When he walked out, B.D. was even more disgusted than he had been, so when he heard her calling him — the assistant prosecutor was not the last person to call him “Officer,” after all — he just kept walking.

Then he heard the clickety-click of her high heels as she came running down the tile hallway and then a small scream. Something slid into the back of his knees and he went down in a heap on top of what he immediately knew was the crazy woman who had ruined the first week of his retirement. Hell, he could smell her perfume before he even got focused enough on her to begin to tell her just what he thought.

 

They untangled. Half the legal system of Austin stood and watched with a big grin on its collective face as Big Dog got to his feet and pulled Bandy to hers. He had his jaw set and his lips clamped together so all the undignified things he was thinking wouldn’t escape while he was in uniform. Her mouth was going a mile a minute, trying to apologize for open-field tackling him and tell him she was so sorry about speeding, and wouldn’t do it again, and even more sorry for dragging him into court for no good reason. She was still talking and probably would have continued to if B.D. hadn’t held up one big index finger and put it to his lips. A few more words trickled out of her, and then she shut up.

Bandy had known he was big, but even she was not prepared for the difference in their sizes. With her three-inch heels on, she was still 13 inches shorter than B.D., and she weighed 110 pounds, soaking wet.

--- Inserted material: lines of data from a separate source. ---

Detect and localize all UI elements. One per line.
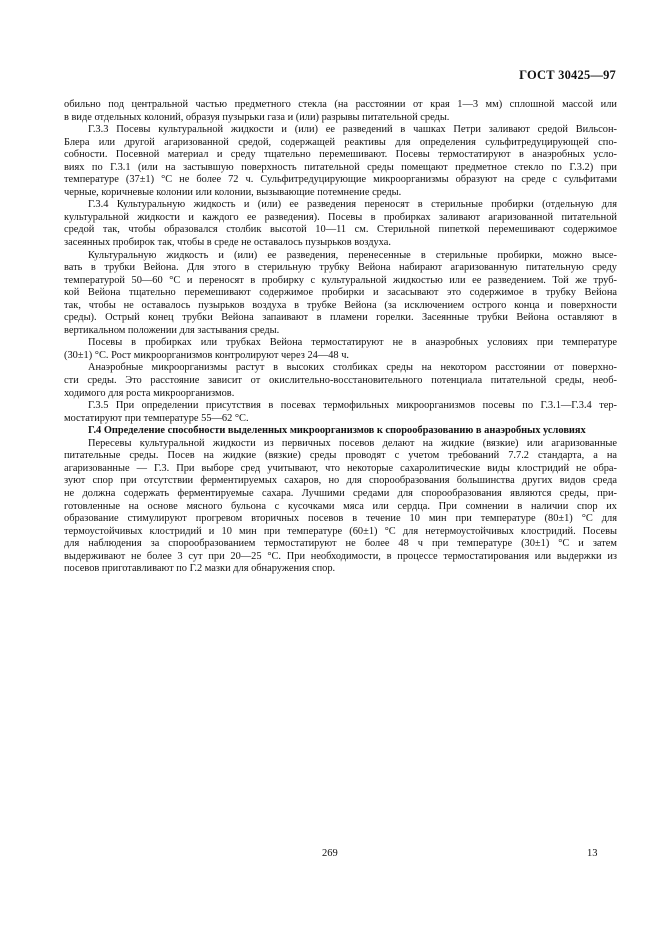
text-line: термоустойчивых клостридий и 10 мин при … — [64, 526, 617, 539]
text-line: вертикальном положении для застывания ср… — [64, 325, 617, 338]
text-line: готовленные на основе мясного бульона с … — [64, 501, 617, 514]
text-line: так, чтобы не оставалось пузырьков возду… — [64, 300, 617, 313]
text-line: в виде отдельных колоний, образуя пузырь… — [64, 112, 617, 125]
text-line: Культуральную жидкость и (или) ее развед… — [64, 250, 617, 263]
paragraph: обильно под центральной частью предметно… — [64, 99, 617, 124]
text-line: ходимого для роста микроорганизмов. — [64, 388, 617, 401]
paragraph: Посевы в пробирках или трубках Вейона те… — [64, 337, 617, 362]
paragraph: Г.3.3 Посевы культуральной жидкости и (и… — [64, 124, 617, 199]
text-line: питательные среды. Посев на жидкие (вязк… — [64, 450, 617, 463]
text-line: агаризованные — Г.3. При выборе сред учи… — [64, 463, 617, 476]
text-line: кой Вейона тщательно перемешивают содерж… — [64, 287, 617, 300]
text-line: образование стимулируют прогревом вторич… — [64, 513, 617, 526]
text-line: культуральной жидкости и каждого ее разв… — [64, 212, 617, 225]
text-line: мостатируют при температуре 55—62 °С. — [64, 413, 617, 426]
text-line: засеянных пробирок так, чтобы в среде не… — [64, 237, 617, 250]
text-line: температуре (37±1) °С не более 72 ч. Сул… — [64, 174, 617, 187]
text-line: Г.3.4 Культуральную жидкость и (или) ее … — [64, 199, 617, 212]
document-page-number: 13 — [587, 848, 598, 859]
text-line: посевов приготавливают по Г.2 мазки для … — [64, 563, 617, 576]
book-page-number: 269 — [322, 848, 338, 859]
text-line: не должна содержать ферментируемые сахар… — [64, 488, 617, 501]
text-line: сти среды. Это расстояние зависит от оки… — [64, 375, 617, 388]
document-header-standard: ГОСТ 30425—97 — [519, 68, 616, 83]
text-line: черные, коричневые колонии или колонии, … — [64, 187, 617, 200]
text-line: Анаэробные микроорганизмы растут в высок… — [64, 362, 617, 375]
text-line: виях по Г.3.1 (или на застывшую поверхно… — [64, 162, 617, 175]
text-line: зуют спор при отсутствии ферментируемых … — [64, 475, 617, 488]
text-line: Посевы в пробирках или трубках Вейона те… — [64, 337, 617, 350]
text-line: Г.3.5 При определении присутствия в посе… — [64, 400, 617, 413]
paragraph: Культуральную жидкость и (или) ее развед… — [64, 250, 617, 338]
text-line: (30±1) °С. Рост микроорганизмов контроли… — [64, 350, 617, 363]
paragraph: Г.3.5 При определении присутствия в посе… — [64, 400, 617, 425]
document-body: обильно под центральной частью предметно… — [64, 99, 617, 576]
text-line: средой так, чтобы образовался столбик вы… — [64, 224, 617, 237]
paragraph: Пересевы культуральной жидкости из перви… — [64, 438, 617, 576]
text-line: Г.3.3 Посевы культуральной жидкости и (и… — [64, 124, 617, 137]
text-line: выдерживают не более 3 сут при 20—25 °С.… — [64, 551, 617, 564]
text-line: собности. Посевной материал и среду тщат… — [64, 149, 617, 162]
text-line: Блера или другой агаризованной средой, с… — [64, 137, 617, 150]
paragraph: Анаэробные микроорганизмы растут в высок… — [64, 362, 617, 400]
section-heading: Г.4 Определение способности выделенных м… — [64, 425, 617, 438]
text-line: вать в трубки Вейона. Для этого в стерил… — [64, 262, 617, 275]
text-line: для наблюдения за спорообразованием терм… — [64, 538, 617, 551]
paragraph: Г.3.4 Культуральную жидкость и (или) ее … — [64, 199, 617, 249]
text-line: температурой 50—60 °С и переносят в проб… — [64, 275, 617, 288]
text-line: Пересевы культуральной жидкости из перви… — [64, 438, 617, 451]
text-line: Г.4 Определение способности выделенных м… — [64, 425, 617, 438]
text-line: среды). Острый конец трубки Вейона запаи… — [64, 312, 617, 325]
text-line: обильно под центральной частью предметно… — [64, 99, 617, 112]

B.D. took off his badge and put it in his hat. He handed them, the two apparent symbols of his authority as a protector of the peace and an officer of the Department of Public Safety in the great state of Texas, to a bailiff he happened to know. Having divested himself of any official capacity, and all vestiges of law enforcement (excepting the two-shot .38 derringer tucked into the top of his right boot), he proceeded to filet Bandy in front of witnesses.

Without uttering the same insult twice, and with absolutely no profanities, he explained to her why it would be better if she dropped off the edge of the world, that featherheads like her were the main problem with the legal system and traffic in Texas, and probably caused cedar fever. He explained to her that she had ruined more of his life in ten days than his ex-wife had ruined in 16 years, and if he was the judge in that courtroom, he would have put her in jail for her own safety, as well as the welfare of everyone else in Texas. He told her that she must be as daft as she was beautiful (she perked up when he said she was beautiful), and that if he ever saw her again, it would be two weeks too soon, and when hell froze over, he would begin to think nice thoughts about her.

“Next time, lady, do Texas a favor, and make a run for it.” he concluded. “We’ll give you an escort to Mexico.”

He held out his hand, the bailiff put his hat in it, and Big Dog stomped off down the hall fishing out his badge. He was about to pin it back on, but he remembered he wasn’t a Texas Ranger any more, that his last official duty was taken care of, that he was walking off into some great unknown, and the dimwit in the pretty blue dress behind him was making his last day on the job a spectacle.

He stopped and turned around. She was still standing in the middle of the hall staring after him, just starting to cry, and he said, “Lady. If anyone’s got a right to cry today, it’s me. It’s the last day of my career and I had to waste it dealin’ with you.”

He resisted the urge to send his badge spinning down the polished floor at her, and put it in his shirt pocket. “Goddamit,” he said. Then, he walked out of the courthouse, got in his pickup and drove to Galveston and went fishing.